Erik Riss. fot. Jarosław Pabijan
Share on facebook
Share on twitter
Share on linkedin
Share on email
Share on whatsapp

 

Erik Riss, syn multimedalisty mistrzostw świata na długim torze, Gerda Rissa, jest sfrustrowany ostatnim swoim sezonem w barwach angielskiego Kings Lynn. Zdaniem zawodnika powodem jego fatalnej dyspozycji były opony.

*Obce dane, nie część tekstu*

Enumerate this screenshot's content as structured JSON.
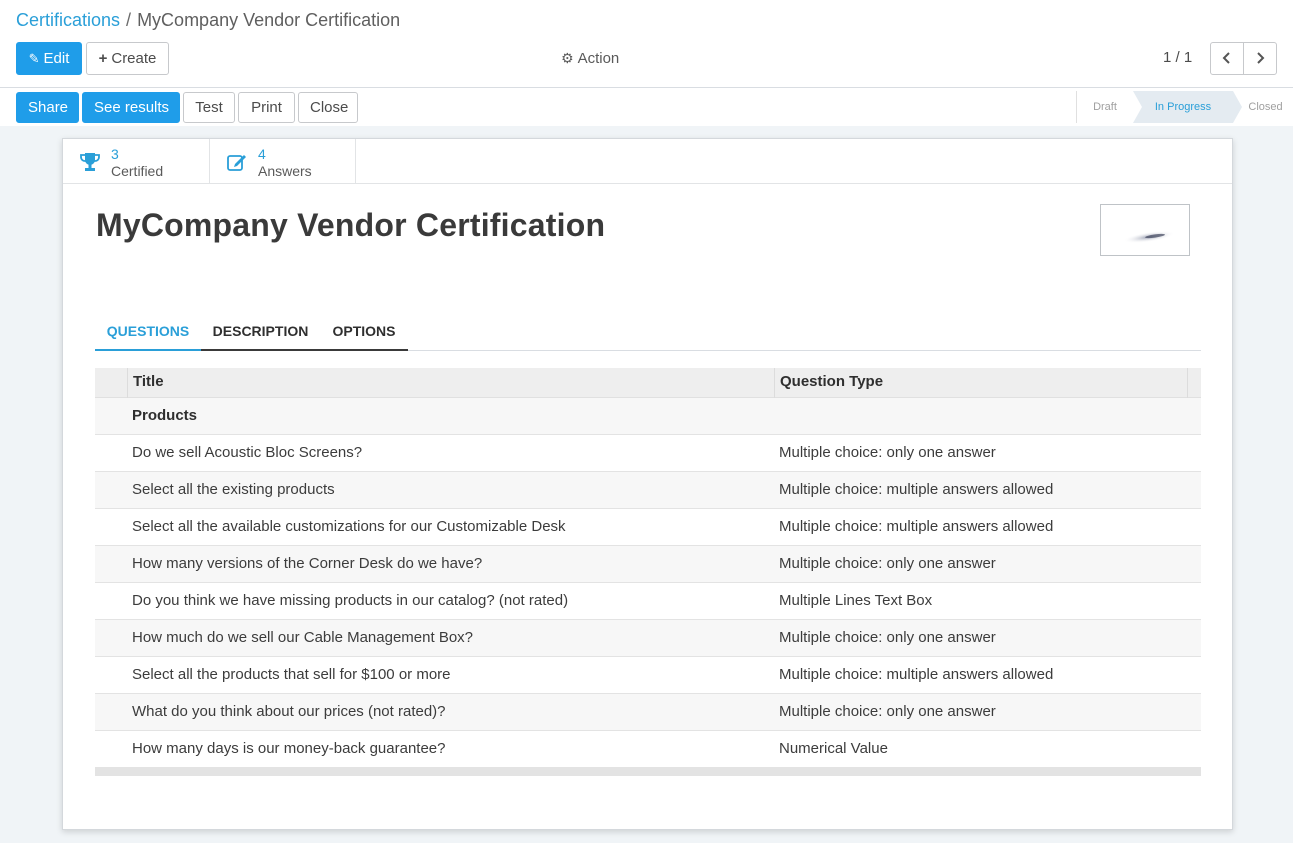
{
  "breadcrumb": {
    "parent": "Certifications",
    "separator": "/",
    "current": "MyCompany Vendor Certification"
  },
  "toolbar": {
    "edit_label": "Edit",
    "create_label": "Create",
    "action_label": "Action"
  },
  "pager": {
    "value": "1 / 1"
  },
  "statusbar": {
    "buttons": {
      "share": "Share",
      "see_results": "See results",
      "test": "Test",
      "print": "Print",
      "close": "Close"
    },
    "stages": [
      "Draft",
      "In Progress",
      "Closed"
    ],
    "active_stage": "In Progress"
  },
  "stats": {
    "certified": {
      "count": "3",
      "label": "Certified"
    },
    "answers": {
      "count": "4",
      "label": "Answers"
    }
  },
  "form": {
    "title": "MyCompany Vendor Certification",
    "tabs": [
      "QUESTIONS",
      "DESCRIPTION",
      "OPTIONS"
    ],
    "active_tab": "QUESTIONS"
  },
  "table": {
    "columns": [
      "Title",
      "Question Type"
    ],
    "rows": [
      {
        "title": "Products",
        "type": ""
      },
      {
        "title": "Do we sell Acoustic Bloc Screens?",
        "type": "Multiple choice: only one answer"
      },
      {
        "title": "Select all the existing products",
        "type": "Multiple choice: multiple answers allowed"
      },
      {
        "title": "Select all the available customizations for our Customizable Desk",
        "type": "Multiple choice: multiple answers allowed"
      },
      {
        "title": "How many versions of the Corner Desk do we have?",
        "type": "Multiple choice: only one answer"
      },
      {
        "title": "Do you think we have missing products in our catalog? (not rated)",
        "type": "Multiple Lines Text Box"
      },
      {
        "title": "How much do we sell our Cable Management Box?",
        "type": "Multiple choice: only one answer"
      },
      {
        "title": "Select all the products that sell for $100 or more",
        "type": "Multiple choice: multiple answers allowed"
      },
      {
        "title": "What do you think about our prices (not rated)?",
        "type": "Multiple choice: only one answer"
      },
      {
        "title": "How many days is our money-back guarantee?",
        "type": "Numerical Value"
      }
    ]
  },
  "colors": {
    "primary": "#1f9de9",
    "link": "#2a9fd8",
    "active_stage_bg": "#e4ebf1"
  }
}
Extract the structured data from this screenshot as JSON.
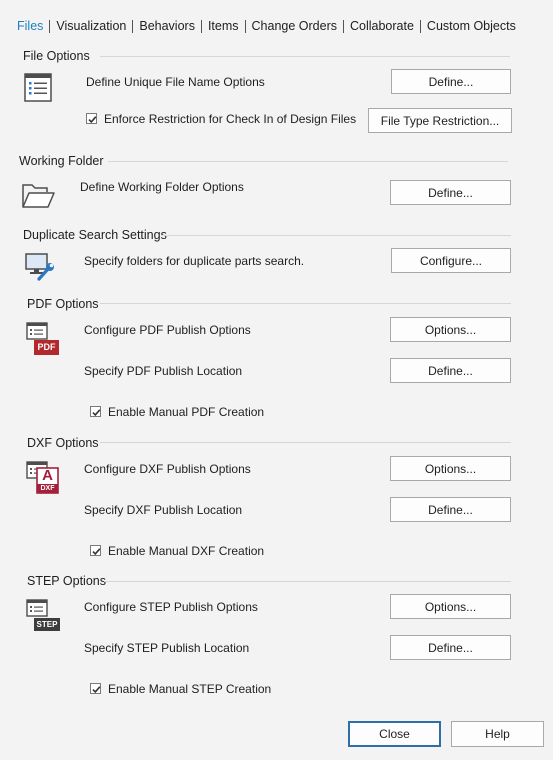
{
  "tabs": [
    {
      "label": "Files",
      "active": true
    },
    {
      "label": "Visualization"
    },
    {
      "label": "Behaviors"
    },
    {
      "label": "Items"
    },
    {
      "label": "Change Orders"
    },
    {
      "label": "Collaborate"
    },
    {
      "label": "Custom Objects"
    }
  ],
  "file_options": {
    "title": "File Options",
    "unique_name_label": "Define Unique File Name Options",
    "define_button": "Define...",
    "enforce_label": "Enforce Restriction for Check In of Design Files",
    "enforce_checked": true,
    "file_type_button": "File Type Restriction..."
  },
  "working_folder": {
    "title": "Working Folder",
    "label": "Define Working Folder Options",
    "define_button": "Define..."
  },
  "duplicate_search": {
    "title": "Duplicate Search Settings",
    "label": "Specify folders for duplicate parts search.",
    "configure_button": "Configure..."
  },
  "pdf": {
    "title": "PDF Options",
    "icon_text": "PDF",
    "configure_label": "Configure PDF Publish Options",
    "options_button": "Options...",
    "location_label": "Specify PDF Publish Location",
    "define_button": "Define...",
    "manual_label": "Enable Manual PDF Creation",
    "manual_checked": true
  },
  "dxf": {
    "title": "DXF Options",
    "icon_letter": "A",
    "icon_text": "DXF",
    "configure_label": "Configure DXF Publish Options",
    "options_button": "Options...",
    "location_label": "Specify DXF Publish Location",
    "define_button": "Define...",
    "manual_label": "Enable Manual DXF Creation",
    "manual_checked": true
  },
  "step": {
    "title": "STEP Options",
    "icon_text": "STEP",
    "configure_label": "Configure STEP Publish Options",
    "options_button": "Options...",
    "location_label": "Specify STEP Publish Location",
    "define_button": "Define...",
    "manual_label": "Enable Manual STEP Creation",
    "manual_checked": true
  },
  "footer": {
    "close_button": "Close",
    "help_button": "Help"
  },
  "colors": {
    "active_tab": "#1f7fc0",
    "pdf_red": "#b3282d",
    "dxf_red": "#a3203a",
    "step_dark": "#3d3d3d",
    "primary_border": "#2f6fa8"
  }
}
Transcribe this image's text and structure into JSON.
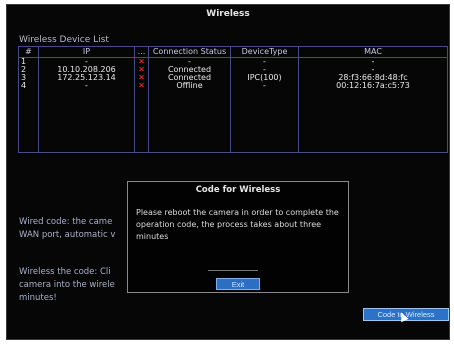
{
  "window": {
    "title": "Wireless"
  },
  "device_list": {
    "label": "Wireless Device List",
    "columns": [
      "#",
      "IP",
      "...",
      "Connection Status",
      "DeviceType",
      "MAC"
    ],
    "rows": [
      {
        "num": "1",
        "ip": "-",
        "status": "-",
        "type": "-",
        "mac": "-"
      },
      {
        "num": "2",
        "ip": "10.10.208.206",
        "status": "Connected",
        "type": "-",
        "mac": "-"
      },
      {
        "num": "3",
        "ip": "172.25.123.14",
        "status": "Connected",
        "type": "IPC(100)",
        "mac": "28:f3:66:8d:48:fc"
      },
      {
        "num": "4",
        "ip": "-",
        "status": "Offline",
        "type": "-",
        "mac": "00:12:16:7a:c5:73"
      }
    ]
  },
  "background": {
    "wired_line1": "Wired code: the came",
    "wired_line2": "WAN port, automatic v",
    "wireless_line1": "Wireless the code: Cli",
    "wireless_line2": "camera into the wirele",
    "wireless_line3": "minutes!"
  },
  "dialog": {
    "title": "Code for Wireless",
    "message": "Please reboot the camera in order to complete the operation code, the process takes about three minutes",
    "exit_label": "Exit"
  },
  "buttons": {
    "code_wireless": "Code to Wireless"
  },
  "icons": {
    "remove": "x-icon",
    "cursor": "mouse-pointer-icon"
  },
  "colors": {
    "accent": "#2e72c8",
    "remove": "#ff2a2a",
    "background": "#060606"
  }
}
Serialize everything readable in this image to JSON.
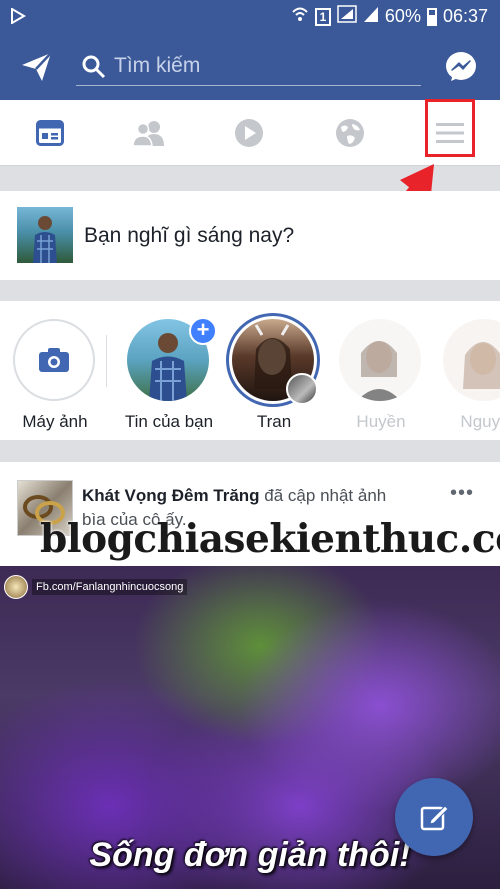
{
  "status_bar": {
    "battery_percent": "60%",
    "time": "06:37",
    "sim_label": "1"
  },
  "header": {
    "search_placeholder": "Tìm kiếm",
    "icons": [
      "send-icon",
      "search-icon",
      "messenger-icon"
    ]
  },
  "tabs": [
    {
      "name": "news-feed",
      "icon": "newsfeed-icon",
      "active": true
    },
    {
      "name": "friends",
      "icon": "friends-icon",
      "active": false
    },
    {
      "name": "watch",
      "icon": "play-icon",
      "active": false
    },
    {
      "name": "notifications",
      "icon": "globe-icon",
      "active": false
    },
    {
      "name": "menu",
      "icon": "hamburger-menu-icon",
      "active": false,
      "highlighted": true
    }
  ],
  "composer": {
    "prompt": "Bạn nghĩ gì sáng nay?"
  },
  "stories": [
    {
      "label": "Máy ảnh",
      "type": "camera"
    },
    {
      "label": "Tin của bạn",
      "type": "own"
    },
    {
      "label": "Tran",
      "type": "friend",
      "unseen": true
    },
    {
      "label": "Huyền",
      "type": "friend",
      "faded": true
    },
    {
      "label": "Nguye",
      "type": "friend",
      "faded": true
    }
  ],
  "post": {
    "author": "Khát Vọng Đêm Trăng",
    "action": " đã cập nhật ảnh bìa của cô ấy.",
    "more": "•••",
    "image_tag": "Fb.com/Fanlangnhincuocsong",
    "image_caption": "Sống đơn giản thôi!"
  },
  "watermark": "blogchiasekienthuc.com",
  "colors": {
    "facebook_blue": "#3b5998",
    "accent_blue": "#4267b2",
    "annotation_red": "#e8232a"
  }
}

– Sezon w Anglii wypadł dla mnie fatalnie. Wedle mojej opinii może mieć to związek z nowymi oponami, których używaliśmy. Oczywiście, że używali ich wszyscy zawodnicy, ale w moim wypadku to chyba one decydowały o takiej, a nie innej dyspozycji. Myślę, że szczególnie na takich torach „gliniastych” jak w Kings Lynn czy Peterborough opony wpływają na pracę silników. Ja po prostu nie miałem kontroli. Czułem, że silniki są zbyt agresywne. W 2019 na starych oponach nie miałem żadnego problemu na domowym torze i chyba tylko raz zdobyłem najmniej siedem punktów. W sezonie 2021 nic nie zmieniłem właśnie poza oponami, dlatego w nich upatruję przyczyny swojej fatalnej dyspozycji – mówi w angielskiej prasie Niemiec. 

Zdaniem nowego nabytku AC Landshut na pewno nic nie zmieniło się w jego podejściu do żużla. 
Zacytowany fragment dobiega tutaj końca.